Prismatic Large $N$ Models for Bosonic Tensors

TL;DR

This paper introduces a large N bosonic tensor model with prism-like index structure, solving it via Schwinger-Dyson equations, and explores its fixed points and operator spectrum across various dimensions.

Contribution

It provides the first large N solution of a bosonic tensor model with prism topology and analyzes its fixed points and spectrum using both Schwinger-Dyson equations and epsilon expansion.

Findings

Spectrum of bilinear operators has no complex dimensions in certain dimensions.

Identifies a prismatic fixed point with real couplings for large N.

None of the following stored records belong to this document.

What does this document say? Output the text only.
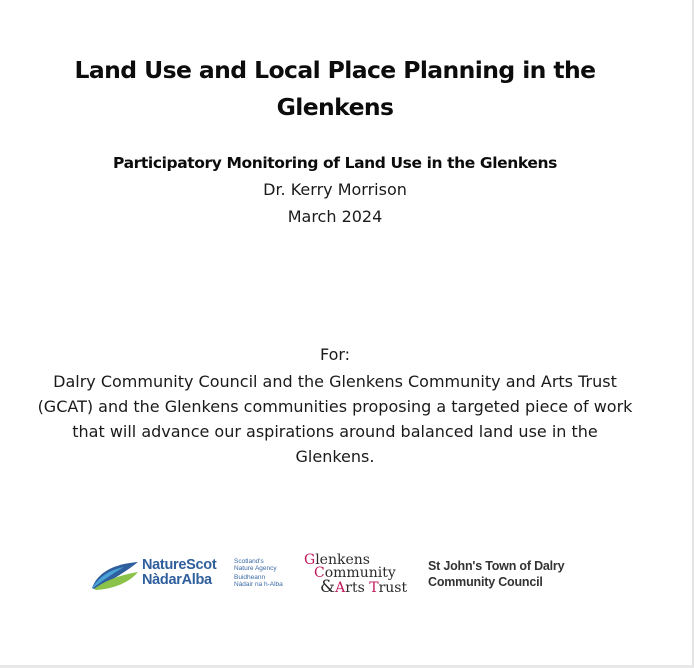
Land Use and Local Place Planning in the
Glenkens
Participatory Monitoring of Land Use in the Glenkens
Dr. Kerry Morrison
March 2024
For:
Dalry Community Council and the Glenkens Community and Arts Trust
(GCAT) and the Glenkens communities proposing a targeted piece of work
that will advance our aspirations around balanced land use in the
Glenkens.
NatureScot
NàdarAlba
Scotland's
Nature Agency
Buidheann
Nàdair na h-Alba
Glenkens
Community
&Arts Trust
St John's Town of Dalry
Community Council
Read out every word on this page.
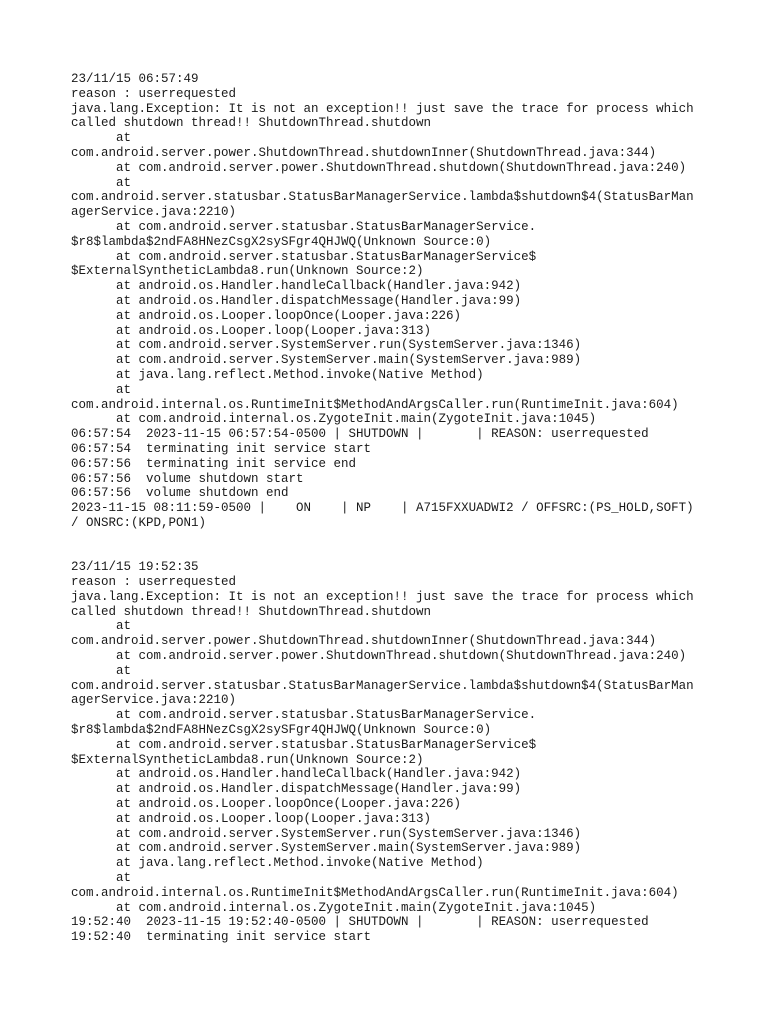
23/11/15 06:57:49
reason : userrequested
java.lang.Exception: It is not an exception!! just save the trace for process which
called shutdown thread!! ShutdownThread.shutdown
at
com.android.server.power.ShutdownThread.shutdownInner(ShutdownThread.java:344)
at com.android.server.power.ShutdownThread.shutdown(ShutdownThread.java:240)
at
com.android.server.statusbar.StatusBarManagerService.lambda$shutdown$4(StatusBarMan
agerService.java:2210)
at com.android.server.statusbar.StatusBarManagerService.
$r8$lambda$2ndFA8HNezCsgX2sySFgr4QHJWQ(Unknown Source:0)
at com.android.server.statusbar.StatusBarManagerService$
$ExternalSyntheticLambda8.run(Unknown Source:2)
at android.os.Handler.handleCallback(Handler.java:942)
at android.os.Handler.dispatchMessage(Handler.java:99)
at android.os.Looper.loopOnce(Looper.java:226)
at android.os.Looper.loop(Looper.java:313)
at com.android.server.SystemServer.run(SystemServer.java:1346)
at com.android.server.SystemServer.main(SystemServer.java:989)
at java.lang.reflect.Method.invoke(Native Method)
at
com.android.internal.os.RuntimeInit$MethodAndArgsCaller.run(RuntimeInit.java:604)
at com.android.internal.os.ZygoteInit.main(ZygoteInit.java:1045)
06:57:54  2023-11-15 06:57:54-0500 | SHUTDOWN |       | REASON: userrequested
06:57:54  terminating init service start
06:57:56  terminating init service end
06:57:56  volume shutdown start
06:57:56  volume shutdown end
2023-11-15 08:11:59-0500 |    ON    | NP    | A715FXXUADWI2 / OFFSRC:(PS_HOLD,SOFT)
/ ONSRC:(KPD,PON1)
23/11/15 19:52:35
reason : userrequested
java.lang.Exception: It is not an exception!! just save the trace for process which
called shutdown thread!! ShutdownThread.shutdown
at
com.android.server.power.ShutdownThread.shutdownInner(ShutdownThread.java:344)
at com.android.server.power.ShutdownThread.shutdown(ShutdownThread.java:240)
at
com.android.server.statusbar.StatusBarManagerService.lambda$shutdown$4(StatusBarMan
agerService.java:2210)
at com.android.server.statusbar.StatusBarManagerService.
$r8$lambda$2ndFA8HNezCsgX2sySFgr4QHJWQ(Unknown Source:0)
at com.android.server.statusbar.StatusBarManagerService$
$ExternalSyntheticLambda8.run(Unknown Source:2)
at android.os.Handler.handleCallback(Handler.java:942)
at android.os.Handler.dispatchMessage(Handler.java:99)
at android.os.Looper.loopOnce(Looper.java:226)
at android.os.Looper.loop(Looper.java:313)
at com.android.server.SystemServer.run(SystemServer.java:1346)
at com.android.server.SystemServer.main(SystemServer.java:989)
at java.lang.reflect.Method.invoke(Native Method)
at
com.android.internal.os.RuntimeInit$MethodAndArgsCaller.run(RuntimeInit.java:604)
at com.android.internal.os.ZygoteInit.main(ZygoteInit.java:1045)
19:52:40  2023-11-15 19:52:40-0500 | SHUTDOWN |       | REASON: userrequested
19:52:40  terminating init service start
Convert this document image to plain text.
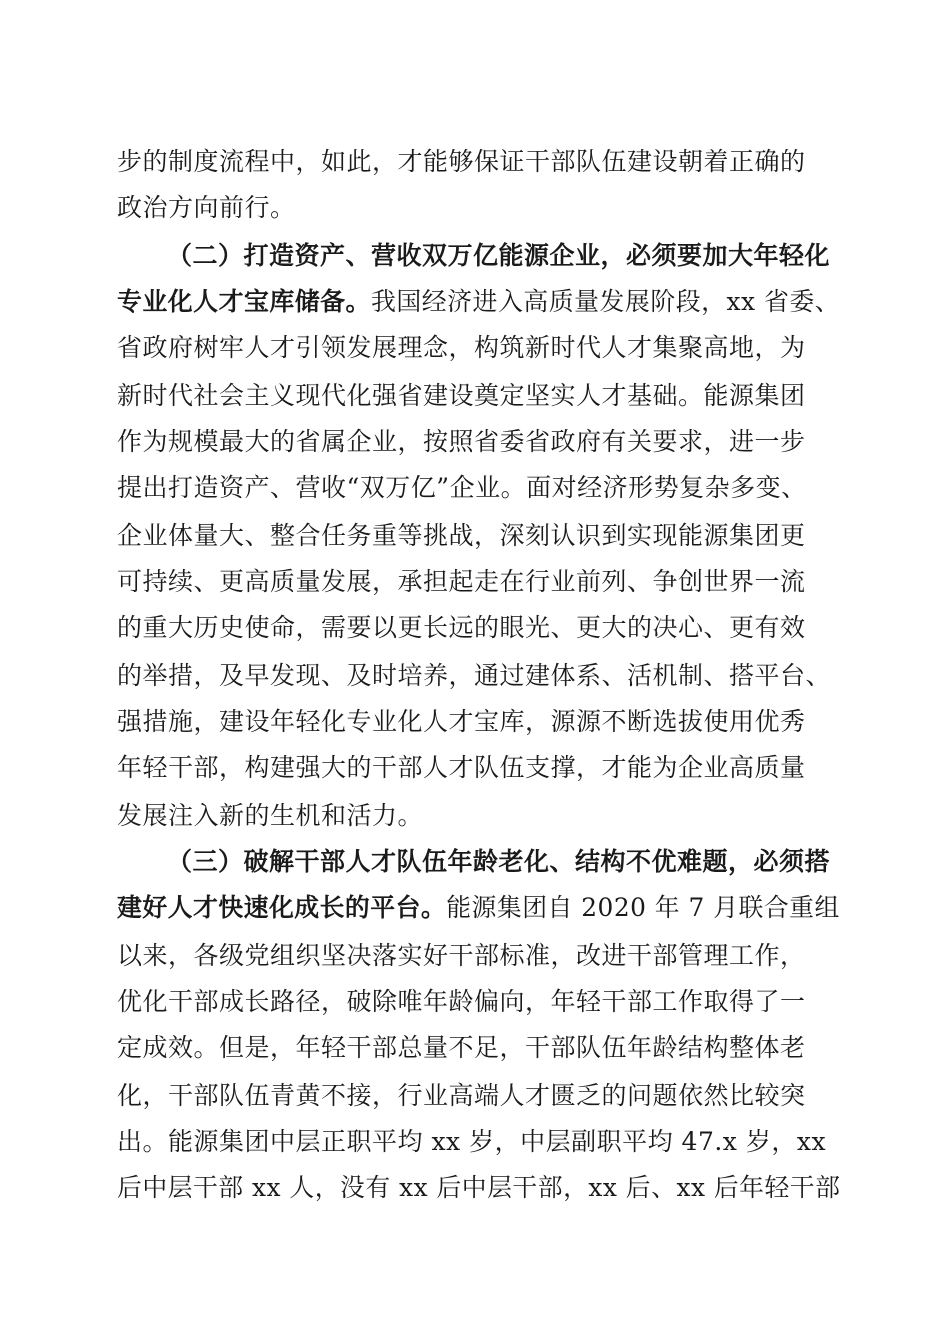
步的制度流程中，如此，才能够保证干部队伍建设朝着正确的
政治方向前行。
（二）打造资产、营收双万亿能源企业，必须要加大年轻化
专业化人才宝库储备。我国经济进入高质量发展阶段，xx 省委、
省政府树牢人才引领发展理念，构筑新时代人才集聚高地，为
新时代社会主义现代化强省建设奠定坚实人才基础。能源集团
作为规模最大的省属企业，按照省委省政府有关要求，进一步
提出打造资产、营收“双万亿”企业。面对经济形势复杂多变、
企业体量大、整合任务重等挑战，深刻认识到实现能源集团更
可持续、更高质量发展，承担起走在行业前列、争创世界一流
的重大历史使命，需要以更长远的眼光、更大的决心、更有效
的举措，及早发现、及时培养，通过建体系、活机制、搭平台、
强措施，建设年轻化专业化人才宝库，源源不断选拔使用优秀
年轻干部，构建强大的干部人才队伍支撑，才能为企业高质量
发展注入新的生机和活力。
（三）破解干部人才队伍年龄老化、结构不优难题，必须搭
建好人才快速化成长的平台。能源集团自 2020 年 7 月联合重组
以来，各级党组织坚决落实好干部标准，改进干部管理工作，
优化干部成长路径，破除唯年龄偏向，年轻干部工作取得了一
定成效。但是，年轻干部总量不足，干部队伍年龄结构整体老
化，干部队伍青黄不接，行业高端人才匮乏的问题依然比较突
出。能源集团中层正职平均 xx 岁，中层副职平均 47.x 岁，xx
后中层干部 xx 人，没有 xx 后中层干部，xx 后、xx 后年轻干部
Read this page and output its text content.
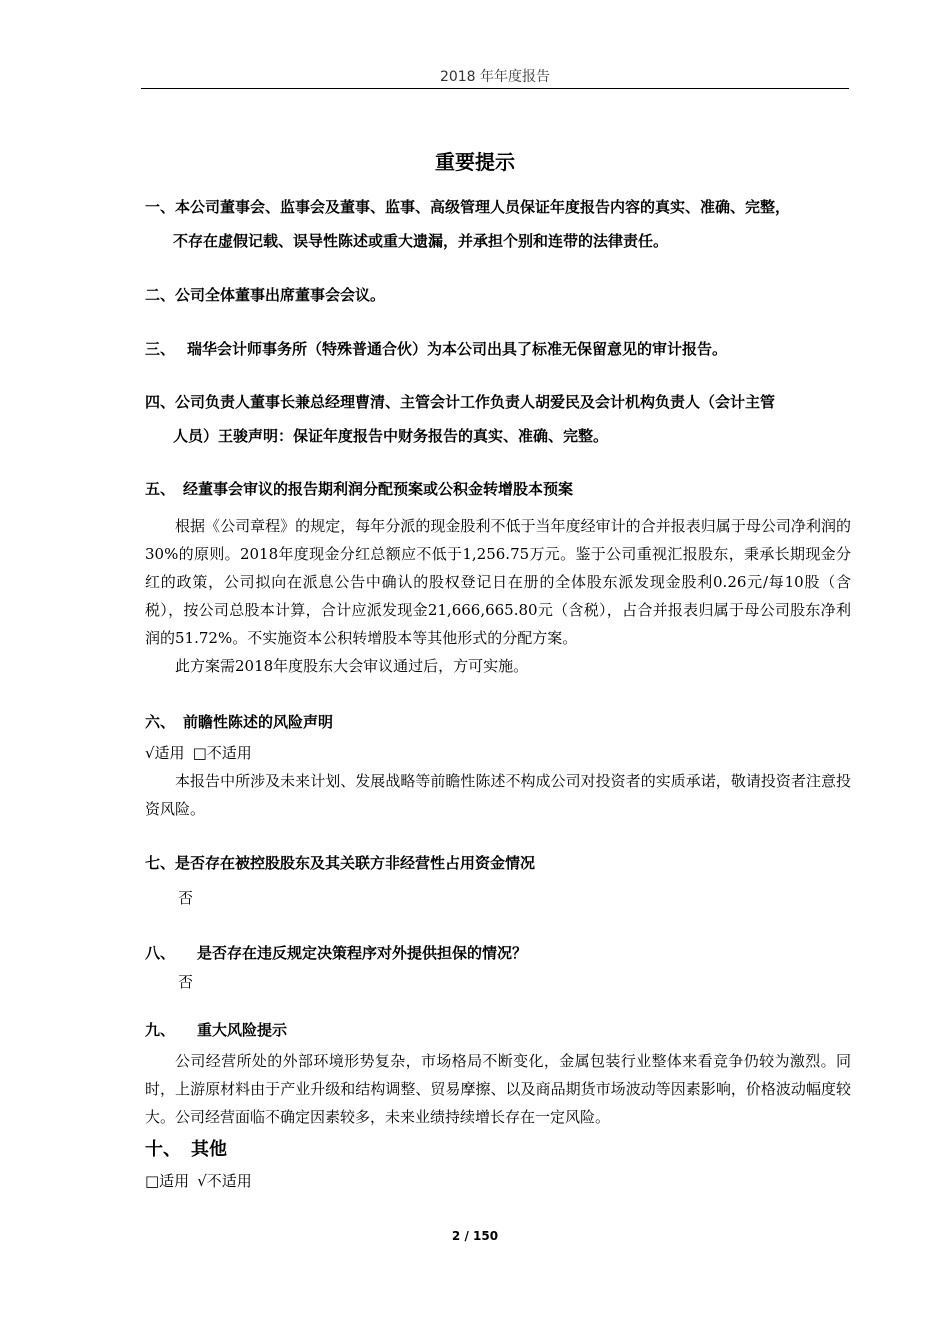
2018 年年度报告
重要提示

一、本公司董事会、监事会及董事、监事、高级管理人员保证年度报告内容的真实、准确、完整，

不存在虚假记载、误导性陈述或重大遗漏，并承担个别和连带的法律责任。

二、公司全体董事出席董事会会议。

三、 瑞华会计师事务所（特殊普通合伙）为本公司出具了标准无保留意见的审计报告。

四、公司负责人董事长兼总经理曹清、主管会计工作负责人胡爱民及会计机构负责人（会计主管

人员）王骏声明：保证年度报告中财务报告的真实、准确、完整。

五、 经董事会审议的报告期利润分配预案或公积金转增股本预案

根据《公司章程》的规定，每年分派的现金股利不低于当年度经审计的合并报表归属于母公司净利润的30%的原则。2018年度现金分红总额应不低于1,256.75万元。鉴于公司重视汇报股东，秉承长期现金分红的政策，公司拟向在派息公告中确认的股权登记日在册的全体股东派发现金股利0.26元/每10股（含税），按公司总股本计算，合计应派发现金21,666,665.80元（含税），占合并报表归属于母公司股东净利润的51.72%。不实施资本公积转增股本等其他形式的分配方案。

此方案需2018年度股东大会审议通过后，方可实施。

六、 前瞻性陈述的风险声明

√适用 □不适用

本报告中所涉及未来计划、发展战略等前瞻性陈述不构成公司对投资者的实质承诺，敬请投资者注意投资风险。

七、是否存在被控股股东及其关联方非经营性占用资金情况

否

八、 是否存在违反规定决策程序对外提供担保的情况？

否

九、 重大风险提示

公司经营所处的外部环境形势复杂，市场格局不断变化，金属包装行业整体来看竞争仍较为激烈。同时，上游原材料由于产业升级和结构调整、贸易摩擦、以及商品期货市场波动等因素影响，价格波动幅度较大。公司经营面临不确定因素较多，未来业绩持续增长存在一定风险。

十、 其他

□适用 √不适用

2 / 150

Fixed point persists down to N≈54 before merging and becoming complex.

Abstract

We study the $O(N)^3$ symmetric quantum field theory of a bosonic tensor $\phi^{abc}$ with sextic interactions. Its large $N$ limit is dominated by a positive-definite operator, whose index structure has the topology of a prism. We present a large $N$ solution of the model using Schwinger-Dyson equations to sum the leading diagrams, finding that for $2.81 < d < 3$ and for $d<1.68$ the spectrum of bilinear operators has no complex scaling dimensions. We also develop perturbation theory in $3-\epsilon$ dimensions including eight $O(N)^3$ invariant operators necessary for the renormalizability. For sufficiently large $N$, we find a "prismatic" fixed point of the renormalization group, where all eight coupling constants are real. The large $N$ limit of the resulting $\epsilon$ expansions of various operator dimensions agrees with the Schwinger-Dyson equations. Furthermore, the $\epsilon$ expansion allows us to calculate the $1/N$ corrections to operator dimensions. The prismatic fixed point in $3-\epsilon$ dimensions survives down to $N\approx 53.65$, where it merges with another fixed point and becomes complex. We also discuss the $d=1$ model where our approach gives a slightly negative scaling dimension for $\phi$, while the spectrum of bilinear operators is free of complex dimensions.